ヨーロッパではガソリンエンジン車の禁止方針が進められてきた一方で、近年は合成燃料の活用も検討されています。現在、ヨーロッパと日本においてガソリンエンジン禁止の方向性は、どのようになっているのでしょうか。

今後はどうなっていくの? 話題になっていたガソリンエンジン禁止の法律

 ヨーロッパでは環境負荷の低減を目的として、ガソリンエンジン車の禁止方針が進められてきました。しかし、近年では合成燃料(e-fuel)の活用も検討されるようになっています。

 一方で、バイク業界では電動化が進むものの、航続距離や充電時間といった技術的な課題もあり、大きく進んでいるようには感じられません。

 では現在、ヨーロッパにおけるガソリンエンジン車禁止の状況は、どうなっているのでしょうか。

ヨーロッパ各国では、気候変動対策の一環としてガソリンエンジン車の販売禁止が計画されていた
ヨーロッパ各国では、気候変動対策の一環としてガソリンエンジン車の販売禁止が計画されていた

ヨーロッパ各国では、気候変動対策の一環としてガソリンエンジン車の販売禁止が計画されていました。たとえば、EUは2035年以降の新車販売を、電気自動車(EV)や燃料電池車(FCEV)などのゼロエミッション車に限定する方針を掲げています。

 ドイツやフランスなどの主要国でも、ガソリン車の段階的な廃止を進める意向が示される一方で、完全な電動化にはいくつかの課題が存在するのが現状です。

 まず、EVの普及には充電インフラの整備が不可欠ですが、都市部では充電設備の不足が問題となっています。また、長距離輸送を担う商用車やトラックにおいては、バッテリーの重量や充電時間の長さが課題となっており、依然として実用面でのハードルが高い状況です。

 加えて、発電時の二酸化炭素排出を考慮すると、電動化だけでは温室効果ガスの削減が十分とは言えません。こうした状況を受けて現在、合成燃料(e-fuel)の活用が注目されています。

 合成燃料とは、再生可能エネルギーを利用して二酸化炭素と水素から生成される燃料で、従来のガソリンエンジンでも使用が可能。

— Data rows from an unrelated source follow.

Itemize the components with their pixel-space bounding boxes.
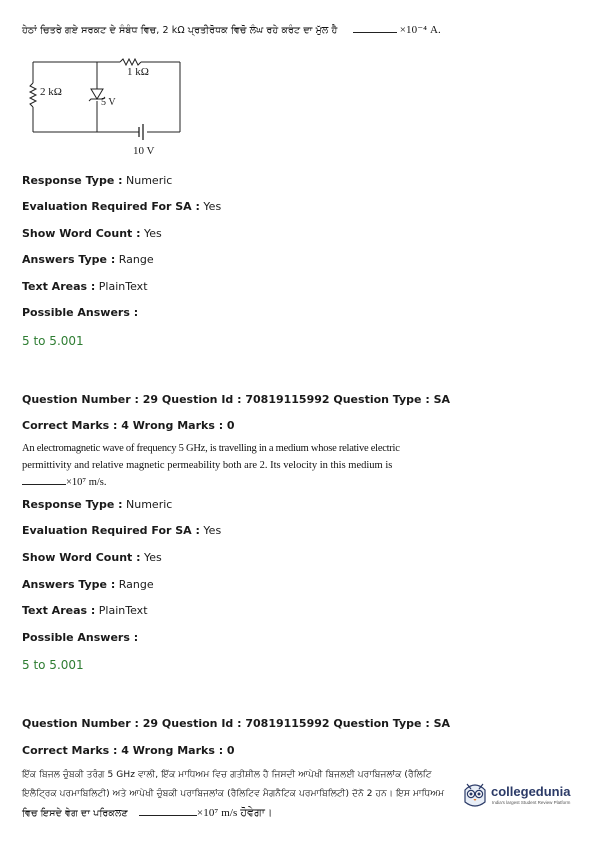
resistor-2k <box>30 83 36 107</box>
possible-answer: 5 to 5.001 <box>22 658 84 672</box>
possible-answer: 5 to 5.001 <box>22 334 84 348</box>
collegedunia-logo <box>461 778 573 814</box>
logo-tagline: India's largest Student Review Platform <box>492 800 571 805</box>
meta-possible-answers: Possible Answers : <box>22 631 139 644</box>
label-zener: 5 V <box>101 97 116 108</box>
meta-text-areas: Text Areas : PlainText <box>22 604 148 617</box>
meta-evaluation-required: Evaluation Required For SA : Yes <box>22 200 222 213</box>
meta-show-word-count: Show Word Count : Yes <box>22 551 162 564</box>
answer-blank <box>353 22 397 33</box>
question-28-text <box>22 22 441 39</box>
label-resistor-2k: 2 kΩ <box>40 86 62 98</box>
resistor-1k <box>120 59 141 65</box>
meta-response-type: Response Type : Numeric <box>22 498 173 511</box>
logo-brand: collegedunia <box>491 784 571 799</box>
meta-evaluation-required: Evaluation Required For SA : Yes <box>22 524 222 537</box>
meta-response-type: Response Type : Numeric <box>22 174 173 187</box>
meta-possible-answers: Possible Answers : <box>22 306 139 319</box>
meta-show-word-count: Show Word Count : Yes <box>22 227 162 240</box>
meta-text-areas: Text Areas : PlainText <box>22 280 148 293</box>
answer-blank <box>22 474 66 485</box>
question-header: Question Number : 29 Question Id : 70819115992 Question Type : SA <box>22 393 451 406</box>
question-28-text-post: ×10⁻⁴ A. <box>399 24 441 36</box>
question-marks: Correct Marks : 4 Wrong Marks : 0 <box>22 419 235 432</box>
meta-answers-type: Answers Type : Range <box>22 578 154 591</box>
answer-blank <box>139 805 197 816</box>
question-29-text: An electromagnetic wave of frequency 5 GHz, is travelling in a medium whose relative electric permittivity and relative magnetic permeability both are 2. Its velocity in this medium is ×10⁷ m/s. <box>22 443 400 488</box>
question-29-punjabi-text: ਇੱਕ ਬਿਜਲ ਚੁੰਬਕੀ ਤਰੰਗ 5 GHz ਵਾਲੀ, ਇੱਕ ਮਾਧਿਅਮ ਵਿਚ ਗਤੀਸ਼ੀਲ ਹੈ ਜਿਸਦੀ ਆਪੇਖੀ ਬਿਜਲਈ ਪਰਾਬਿਜਲਾਂਕ (ਰੈਲਿਟਿ ਇਲੈਟ੍ਰਿਕ ਪਰਮਾਬਿਲਿਟੀ) ਅਤੇ ਆਪੇਖੀ ਚੁੰਬਕੀ ਪਰਾਬਿਜਲਾਂਕ (ਰੈਲਿਟਿਵ ਮੈਗਨੈਟਿਕ ਪਰਮਾਬਿਲਿਟੀ) ਦੋਨੋ 2 ਹਨ। ਇਸ ਮਾਧਿਅਮ ਵਿਚ ਇਸਦੇ ਵੇਗ ਦਾ ਪਰਿਕਲਣ ×10⁷ m/s ਹੋਵੇਗਾ। <box>22 770 445 819</box>
label-battery: 10 V <box>133 145 155 157</box>
label-resistor-1k: 1 kΩ <box>127 66 149 78</box>
question-28-text-pre: ਹੇਠਾਂ ਚਿਤਰੇ ਗਏ ਸਰਕਟ ਦੇ ਸੰਬੰਧ ਵਿਚ, 2 kΩ ਪ੍ਰਤੀਰੋਧਕ ਵਿਚੋ ਲੰਘ ਰਹੇ ਕਰੰਟ ਦਾ ਮੁੱਲ ਹੈ <box>22 25 338 36</box>
question-header: Question Number : 29 Question Id : 70819115992 Question Type : SA <box>22 717 451 730</box>
meta-answers-type: Answers Type : Range <box>22 253 154 266</box>
question-marks: Correct Marks : 4 Wrong Marks : 0 <box>22 744 235 757</box>
owl-icon <box>461 780 489 810</box>
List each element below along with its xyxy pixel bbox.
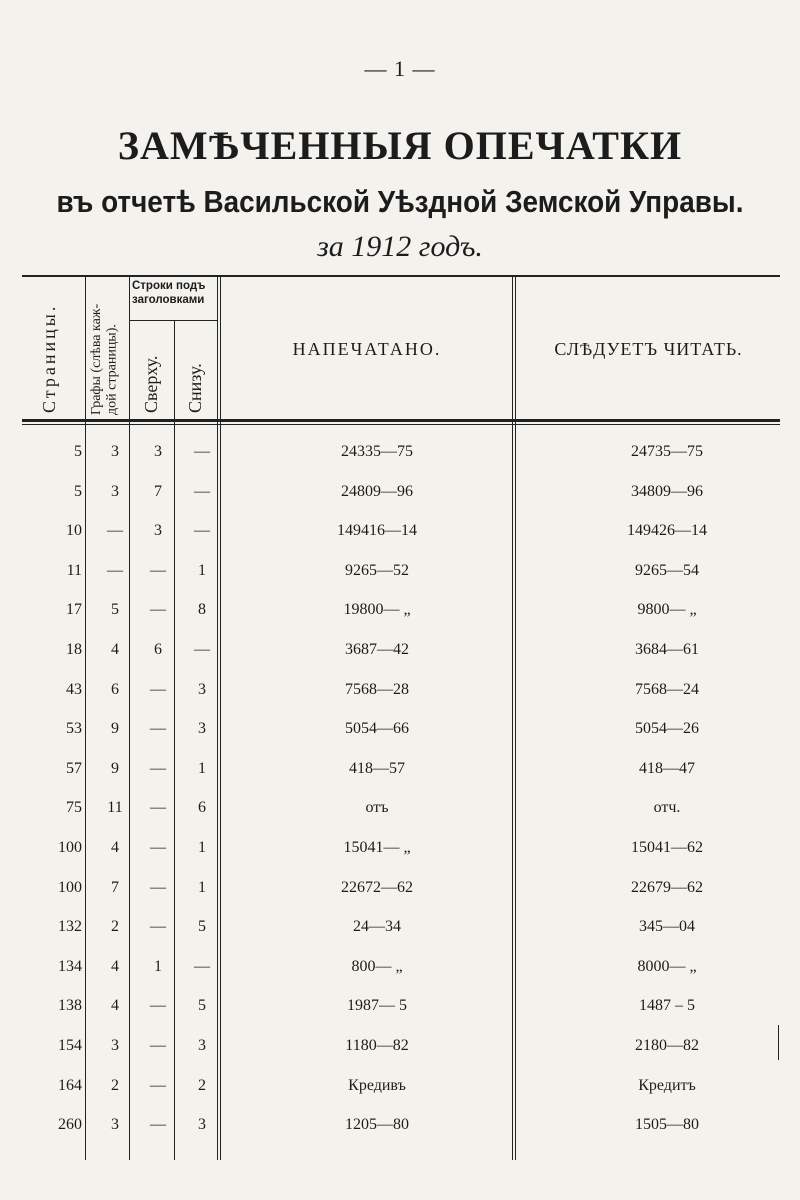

特にドイツでは合成燃料の利用を一部認める事を求める動きが出てきており、この動きはEUの方針にも影響を与えています。

 そして2023年3月、EUは特例措置として合成燃料を使用する車両の販売を2035年以降も認める方針を決定。この決定により、従来型のエンジン技術を維持しながら、環境負荷の低減を目指す選択肢が生まれたと言えます。

多くのメーカーが電動バイクの開発に注力しているが、バイクの電動化にはいくつかの技術的な課題がある
多くのメーカーが電動バイクの開発に注力しているが、バイクの電動化にはいくつかの技術的な課題がある

 一方で、バイク業界でも電動化の波が広がっており、特にヨーロッパでは大気汚染対策の観点から、都市部での内燃機関バイクの規制が強化されつつあります。

 そのため多くのメーカーが電動バイクの開発に注力していますが、バイクの電動化にはいくつかの技術的な課題があるのも事実です。

 まず、電動バイクの課題として航続距離が短いことが挙げられます。

 現在のバッテリー技術では、一回の充電で走行できる距離がガソリンエンジンに比べて大幅に短いため、長距離ツーリングには不向きとされています。

 次に、充電時間も課題のひとつ。電動バイクは長時間の充電が必要となるため、ガソリン車に比べて長距離走行に向いていません。

 また、価格も電動バイクの課題であると言われており、リチウムイオンバッテリーは高価であるため、車両価格の高騰要因となっています。

 特にエントリーモデルや小型バイクの市場では、バッテリーのコストが販売価格に大きく影響を与えているとのこと。

 さらに、バイクは車両重量が軽いことが求められるため、バッテリー重量が増えることで取り回しにも影響を及ぼします。
 
 なお、このような課題がある一方で、日本国内でもバイクの電動化の流れは進んでいます。

 たとえば東京都では、2035年以降にガソリンバイクの販売を禁止する方針が打ち出されており、これによりハイブリッドバイクは引き続き販売が認められるものの、完全なガソリン車は販売ができなくなる見通しです。

 加えて、日本4大バイクメーカーであるホンダ、スズキ、ヤマハ、カワサキでも、それぞれバイクの電動化に対する取り組みがおこなわれています。

 これらの事例を踏まえると、日本国内において今後さらに、電動バイクやハイブリッド技術の導入が加速する事は必然でしょう。